Mystery Street (1950)
An innocent everyman takes flight after he is implicated in the brutal murder of a b-girl. A noirish police procedural set in Boston is ok only with disappointing work from DP John Alton. John Sturges directed. The inimitable Elsa Lanchester is great as a conniving landlady, and Jan Sterling is nicely camp as the b-girl, but she is knocked-off early.
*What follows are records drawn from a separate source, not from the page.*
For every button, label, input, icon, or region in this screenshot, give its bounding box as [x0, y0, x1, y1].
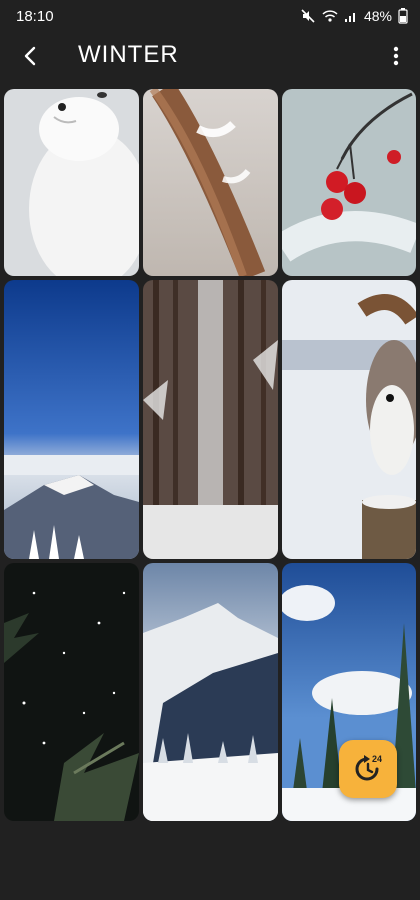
wifi-icon: [322, 10, 338, 22]
auto-change-wallpaper-button[interactable]: 24: [339, 740, 397, 798]
wallpaper-red-berries[interactable]: [282, 89, 416, 276]
app-bar: WINTER: [0, 34, 420, 78]
status-icons: 48%: [300, 8, 408, 24]
status-time: 18:10: [16, 8, 54, 25]
fab-badge: 24: [372, 754, 382, 764]
wallpaper-snowy-forest-path[interactable]: [143, 280, 278, 559]
wallpaper-night-pine-snow[interactable]: [4, 563, 139, 821]
wallpaper-arctic-fox[interactable]: [4, 89, 139, 276]
signal-icon: [344, 13, 355, 22]
more-vert-icon: [393, 46, 399, 66]
battery-percent: 48%: [363, 8, 392, 24]
wallpaper-alpine-valley[interactable]: [143, 563, 278, 821]
back-arrow-icon: [24, 46, 36, 66]
back-button[interactable]: [16, 42, 44, 70]
wallpaper-snowy-mountain-sky[interactable]: [4, 280, 139, 559]
status-bar: 18:10 48%: [0, 0, 420, 34]
wallpaper-squirrel[interactable]: [282, 280, 416, 559]
auto-rotate-24-icon: 24: [355, 754, 382, 781]
wallpaper-snowy-reed[interactable]: [143, 89, 278, 276]
more-options-button[interactable]: [384, 42, 408, 70]
page-title: WINTER: [78, 41, 179, 68]
mute-icon: [301, 9, 315, 23]
battery-icon: [398, 8, 408, 24]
Bruce Bennett as a Harvard forensic scientist is even more wooden than when he played Mildred Pierce’s boring husband! Rocardo Montalban as the investigating cop is charming but without depth. The denouement is flat as stale beer.
High Wall (1946)
A war vet with a brain tumor that causes blackouts and amnesia is charged with his wife’s murder. A film noir where cars are integral to the story and to the noir aesthetics: fast cars screeching to nowhere, dark streets, rain on asphalt, roadblocks, escape, entrapment… ‘crashing out’. Directer Curtis Bernhardt and his DP Paul Vogel in the many scenes with cars in this picture have fashioned indelibly mystic images of the noir car. An inverted mis-en-scene that contrasts the order and brightness of a mental hospital with the dark and menace of city streets and apartments at night, delivers an interesting dynamic, but the grittiness factor is almost absent. Leads Robert Taylor and Audrey Totter are not up to standard, but Herbert Marshall as the bad guy is palpably rotten.